Aujourd’hui, après 17 romans, Christine Orban sait qu’elle a de la chance. Elle transforme l’empathie qui l’habite en un monde magique qu’elle canalise dans ses romans, et parvient à se passionner encore des autres, sans devenir cynique. « Il y a de bonnes vibrations dans cette pièce, vous devriez demander qu’ils vous la prêtent pour écrire, s’ils vous aiment bien ».
C’est avec un goût de mystère, d’orange, de rose, et une épaule bronzée qui nargue le 0°C qu’il doit faire dehors que Christine Orban raconte. La réflexion autour de son dernier roman, c’est peut-être que « la sagesse, c’est de rester soi-même ». N’oublie pas d’être heureuse, l’histoire de Maria-Lila, une adolescente qui doit passer à l’âge adulte en quittant tout ce qui lui est doux et familier. Un roman comme une boucle avec son premier livre édité, « Les petites filles ne meurent jamais ».

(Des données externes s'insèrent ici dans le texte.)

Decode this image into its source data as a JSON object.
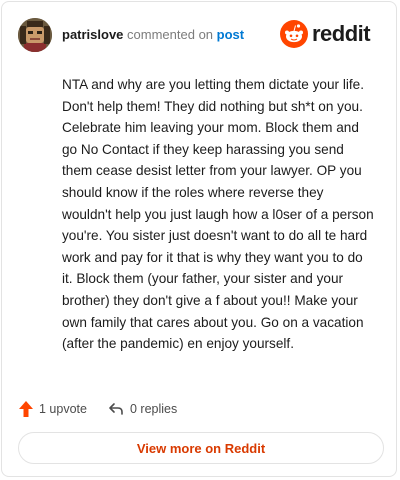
{
  "header": {
    "username": "patrislove",
    "action_text": "commented on",
    "post_link": "post",
    "brand_name": "reddit",
    "brand_color": "#ff4500"
  },
  "comment": {
    "text": "NTA and why are you letting them dictate your life. Don't help them! They did nothing but sh*t on you. Celebrate him leaving your mom. Block them and go No Contact if they keep harassing you send them cease desist letter from your lawyer. OP you should know if the roles where reverse they wouldn't help you just laugh how a l0ser of a person you're. You sister just doesn't want to do all te hard work and pay for it that is why they want you to do it. Block them (your father, your sister and your brother) they don't give a f about you!! Make your own family that cares about you. Go on a vacation (after the pandemic) en enjoy yourself."
  },
  "actions": {
    "upvote_label": "1 upvote",
    "upvote_icon": "upvote-arrow-icon",
    "reply_label": "0 replies",
    "reply_icon": "reply-arrow-icon"
  },
  "footer": {
    "view_more_label": "View more on Reddit",
    "accent_color": "#d93a00"
  }
}
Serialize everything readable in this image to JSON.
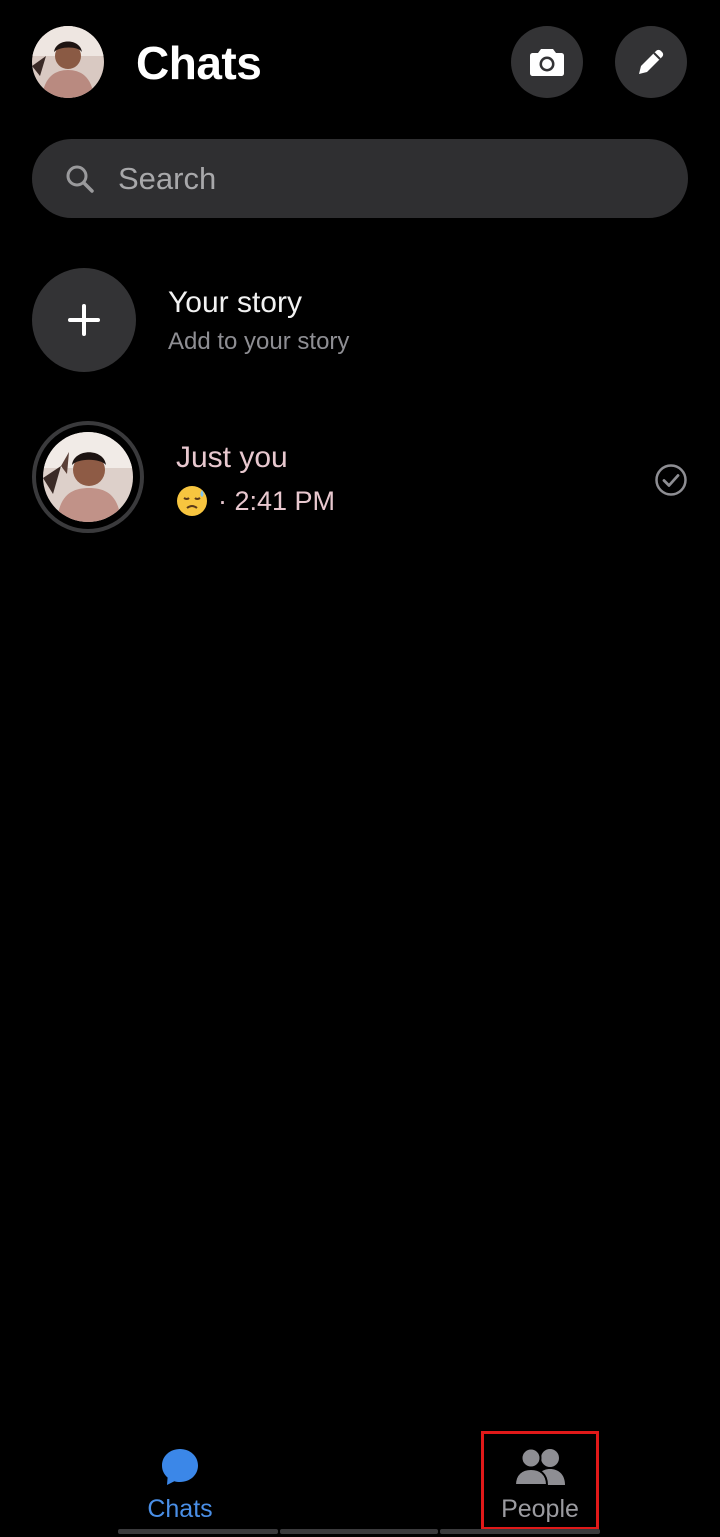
{
  "header": {
    "title": "Chats",
    "profile_avatar": "user-avatar",
    "camera_button_icon": "camera-icon",
    "compose_button_icon": "pencil-icon"
  },
  "search": {
    "placeholder": "Search",
    "icon": "search-icon"
  },
  "story": {
    "title": "Your story",
    "subtitle": "Add to your story",
    "icon": "plus-icon"
  },
  "chats": [
    {
      "name": "Just you",
      "emoji": "downcast-face-with-sweat",
      "time": "· 2:41 PM",
      "status_icon": "read-check-icon"
    }
  ],
  "bottom_nav": {
    "tabs": [
      {
        "label": "Chats",
        "icon": "chat-bubble-icon",
        "active": true
      },
      {
        "label": "People",
        "icon": "people-icon",
        "active": false
      }
    ]
  },
  "colors": {
    "background": "#000000",
    "surface": "#2f2f31",
    "accent": "#4a8fe7",
    "chat_text": "#e8c8cf",
    "highlight": "#e01919"
  }
}
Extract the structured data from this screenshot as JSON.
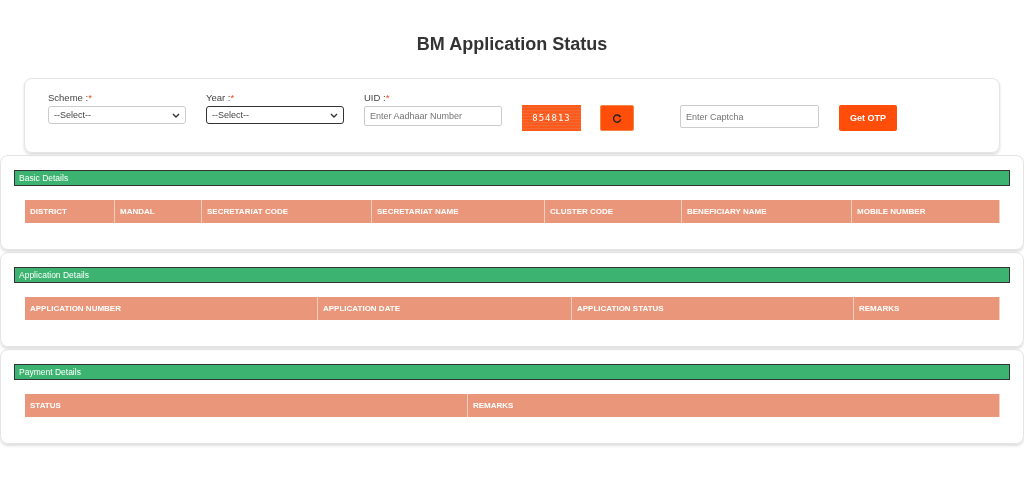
{
  "title": "BM Application Status",
  "form": {
    "fields": [
      {
        "kind": "select",
        "label": "Scheme :",
        "required_mark": "*",
        "value": "--Select--",
        "focused": false
      },
      {
        "kind": "select",
        "label": "Year :",
        "required_mark": "*",
        "value": "--Select--",
        "focused": true
      },
      {
        "kind": "input",
        "label": "UID :",
        "required_mark": "*",
        "placeholder": "Enter Aadhaar Number",
        "focused": false
      }
    ],
    "captcha": "854813",
    "captcha_placeholder": "Enter Captcha",
    "submit": "Get OTP"
  },
  "sections": [
    {
      "title": "Basic Details",
      "columns": [
        "DISTRICT",
        "MANDAL",
        "SECRETARIAT CODE",
        "SECRETARIAT NAME",
        "CLUSTER CODE",
        "BENEFICIARY NAME",
        "MOBILE NUMBER"
      ]
    },
    {
      "title": "Application Details",
      "columns": [
        "APPLICATION NUMBER",
        "APPLICATION DATE",
        "APPLICATION STATUS",
        "REMARKS"
      ]
    },
    {
      "title": "Payment Details",
      "columns": [
        "STATUS",
        "REMARKS"
      ]
    }
  ]
}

De sa voix douce comme le goût d’un bâton d’encens qui emplit une pièce, elle explique qu’elle débute une histoire pour comprendre quelque chose qui lui échappe, et pour comprendre les autres. « Et maintenant, j’ai compris ». Est-elle sereine ? Un moment pour répondre, le temps de regarder la vue par la fenêtre. « Oui », avoue-t-elle dans un sourire. Si les petites filles ne meurent jamais, elles doivent se transformer en écrivains au goût d’orange et de rose.